D isasters evoke a search for who to blame. Mishandled disasters make that search vital for anyone whose actions or inactions may have amplified the catastrophe’s damage. As the official United States COVID death toll reaches 600,000, those two dynamics have revitalized a claim first made early in the pandemic: that SARS-CoV-2, the virus that causes the disease, was released, possibly as an engineered organism, in a lab accident at the Wuhan Institute of Virology.

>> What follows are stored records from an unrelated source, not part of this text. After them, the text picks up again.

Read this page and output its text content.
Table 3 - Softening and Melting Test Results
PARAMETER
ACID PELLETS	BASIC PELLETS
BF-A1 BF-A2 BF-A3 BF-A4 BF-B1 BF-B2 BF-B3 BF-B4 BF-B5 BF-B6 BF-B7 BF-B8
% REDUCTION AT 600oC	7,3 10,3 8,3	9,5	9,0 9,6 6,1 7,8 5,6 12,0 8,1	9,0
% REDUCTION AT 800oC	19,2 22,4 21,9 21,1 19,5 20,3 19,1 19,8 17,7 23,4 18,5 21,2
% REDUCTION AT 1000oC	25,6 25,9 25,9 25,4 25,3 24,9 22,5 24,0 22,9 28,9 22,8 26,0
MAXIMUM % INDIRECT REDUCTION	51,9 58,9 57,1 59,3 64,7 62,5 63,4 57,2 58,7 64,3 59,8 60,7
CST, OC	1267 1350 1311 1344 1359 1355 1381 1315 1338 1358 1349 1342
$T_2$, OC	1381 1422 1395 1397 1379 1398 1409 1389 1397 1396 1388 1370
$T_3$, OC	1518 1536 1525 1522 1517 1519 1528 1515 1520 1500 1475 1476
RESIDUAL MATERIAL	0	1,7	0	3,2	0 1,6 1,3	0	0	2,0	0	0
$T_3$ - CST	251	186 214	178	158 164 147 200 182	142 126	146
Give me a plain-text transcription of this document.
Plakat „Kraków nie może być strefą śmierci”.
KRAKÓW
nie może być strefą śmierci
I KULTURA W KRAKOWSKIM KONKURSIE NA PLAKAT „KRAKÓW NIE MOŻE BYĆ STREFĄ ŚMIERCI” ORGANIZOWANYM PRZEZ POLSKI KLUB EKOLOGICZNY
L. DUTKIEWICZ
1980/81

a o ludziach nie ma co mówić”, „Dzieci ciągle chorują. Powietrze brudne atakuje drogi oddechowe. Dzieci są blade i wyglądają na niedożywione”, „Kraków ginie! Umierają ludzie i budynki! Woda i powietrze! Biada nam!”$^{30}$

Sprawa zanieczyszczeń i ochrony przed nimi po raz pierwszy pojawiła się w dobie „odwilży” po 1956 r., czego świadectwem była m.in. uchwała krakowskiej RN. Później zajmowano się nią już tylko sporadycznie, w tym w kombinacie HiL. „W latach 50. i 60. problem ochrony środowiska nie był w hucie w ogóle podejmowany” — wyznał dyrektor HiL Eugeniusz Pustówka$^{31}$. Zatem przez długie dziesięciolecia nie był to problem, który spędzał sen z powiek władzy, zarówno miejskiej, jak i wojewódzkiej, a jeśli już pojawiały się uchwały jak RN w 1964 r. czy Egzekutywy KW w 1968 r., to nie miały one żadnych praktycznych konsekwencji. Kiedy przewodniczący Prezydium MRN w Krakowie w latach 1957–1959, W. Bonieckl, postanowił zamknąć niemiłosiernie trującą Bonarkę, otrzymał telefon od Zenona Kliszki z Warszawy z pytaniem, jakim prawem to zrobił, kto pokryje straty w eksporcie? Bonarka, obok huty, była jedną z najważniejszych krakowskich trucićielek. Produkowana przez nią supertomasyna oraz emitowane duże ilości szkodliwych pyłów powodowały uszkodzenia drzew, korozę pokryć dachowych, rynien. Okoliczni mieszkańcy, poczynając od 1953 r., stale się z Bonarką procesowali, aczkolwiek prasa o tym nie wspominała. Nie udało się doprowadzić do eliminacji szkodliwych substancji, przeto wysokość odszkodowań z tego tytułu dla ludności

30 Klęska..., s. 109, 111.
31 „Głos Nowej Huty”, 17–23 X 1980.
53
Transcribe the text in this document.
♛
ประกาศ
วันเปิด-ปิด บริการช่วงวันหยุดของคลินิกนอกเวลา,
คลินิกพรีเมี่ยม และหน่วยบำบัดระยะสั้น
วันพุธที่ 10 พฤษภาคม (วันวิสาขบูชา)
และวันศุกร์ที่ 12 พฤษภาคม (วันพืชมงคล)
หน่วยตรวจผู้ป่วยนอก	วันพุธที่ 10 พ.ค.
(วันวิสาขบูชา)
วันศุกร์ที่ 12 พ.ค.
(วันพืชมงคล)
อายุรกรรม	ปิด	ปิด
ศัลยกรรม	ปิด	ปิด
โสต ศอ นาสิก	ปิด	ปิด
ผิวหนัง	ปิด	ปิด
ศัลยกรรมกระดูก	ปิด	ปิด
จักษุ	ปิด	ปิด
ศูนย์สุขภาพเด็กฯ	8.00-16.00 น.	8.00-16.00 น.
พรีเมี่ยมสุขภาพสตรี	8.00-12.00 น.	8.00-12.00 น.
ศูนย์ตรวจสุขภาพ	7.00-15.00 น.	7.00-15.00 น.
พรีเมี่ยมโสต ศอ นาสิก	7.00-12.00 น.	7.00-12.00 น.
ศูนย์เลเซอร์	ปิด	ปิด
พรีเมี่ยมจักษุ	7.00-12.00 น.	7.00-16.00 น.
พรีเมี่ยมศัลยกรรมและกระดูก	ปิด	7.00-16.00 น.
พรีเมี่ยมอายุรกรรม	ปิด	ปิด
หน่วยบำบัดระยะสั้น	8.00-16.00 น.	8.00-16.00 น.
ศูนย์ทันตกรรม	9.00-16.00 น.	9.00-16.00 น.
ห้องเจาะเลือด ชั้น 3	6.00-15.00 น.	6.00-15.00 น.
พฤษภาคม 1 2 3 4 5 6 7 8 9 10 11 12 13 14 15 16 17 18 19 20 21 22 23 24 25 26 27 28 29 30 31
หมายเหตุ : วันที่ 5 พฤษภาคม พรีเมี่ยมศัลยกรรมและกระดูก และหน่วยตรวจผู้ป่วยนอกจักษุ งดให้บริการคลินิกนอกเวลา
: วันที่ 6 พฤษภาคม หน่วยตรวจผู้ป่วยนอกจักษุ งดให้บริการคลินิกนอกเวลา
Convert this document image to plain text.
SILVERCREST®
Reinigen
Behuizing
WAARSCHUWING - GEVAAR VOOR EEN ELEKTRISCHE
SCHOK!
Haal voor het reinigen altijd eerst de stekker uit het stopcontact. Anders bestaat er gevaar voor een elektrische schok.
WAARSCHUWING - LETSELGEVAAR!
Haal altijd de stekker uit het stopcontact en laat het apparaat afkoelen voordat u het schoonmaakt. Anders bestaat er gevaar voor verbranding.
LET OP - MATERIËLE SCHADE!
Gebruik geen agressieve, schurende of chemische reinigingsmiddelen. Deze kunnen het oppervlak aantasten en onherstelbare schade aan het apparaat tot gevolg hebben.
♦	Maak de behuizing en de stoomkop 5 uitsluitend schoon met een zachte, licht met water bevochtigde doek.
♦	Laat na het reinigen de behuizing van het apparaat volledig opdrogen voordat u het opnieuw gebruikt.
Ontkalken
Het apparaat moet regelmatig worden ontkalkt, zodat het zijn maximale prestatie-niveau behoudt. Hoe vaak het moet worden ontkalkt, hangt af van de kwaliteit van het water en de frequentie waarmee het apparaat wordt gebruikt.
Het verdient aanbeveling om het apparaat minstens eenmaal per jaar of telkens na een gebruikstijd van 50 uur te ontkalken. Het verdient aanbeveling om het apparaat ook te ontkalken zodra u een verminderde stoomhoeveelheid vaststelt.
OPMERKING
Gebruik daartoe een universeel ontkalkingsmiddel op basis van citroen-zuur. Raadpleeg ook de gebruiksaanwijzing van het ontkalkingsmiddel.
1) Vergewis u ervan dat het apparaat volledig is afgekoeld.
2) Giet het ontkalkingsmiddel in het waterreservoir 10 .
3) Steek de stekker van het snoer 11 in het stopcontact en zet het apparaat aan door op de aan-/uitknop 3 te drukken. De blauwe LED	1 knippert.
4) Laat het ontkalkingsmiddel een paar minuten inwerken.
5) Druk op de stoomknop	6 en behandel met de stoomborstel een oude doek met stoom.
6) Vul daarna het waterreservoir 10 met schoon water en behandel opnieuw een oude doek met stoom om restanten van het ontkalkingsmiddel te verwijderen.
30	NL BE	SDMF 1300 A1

This “lab-leak” hypothesis was first promoted in 2020, often as a deflection of criticism of Trump’s and other Republicans’ failures in the face of the American epidemic. If Chinese scientists had committed the original sin that sparked that catastrophe, the argument seemed to go, surely any subsequent errors would be irrelevant.

That naked political aim kept lab-leak speculation in the background for most of the last year. Any rumblings were largely restricted to xenophobes seeking to blame what Trump routinely called “the China virus.” When asked, experts on pandemics and public health, would acknowledge that a lab accident couldn’t be ruled out, but that another explanation, that the coronavirus that causes COVID leapt from an animal host to humans, was much the more likely.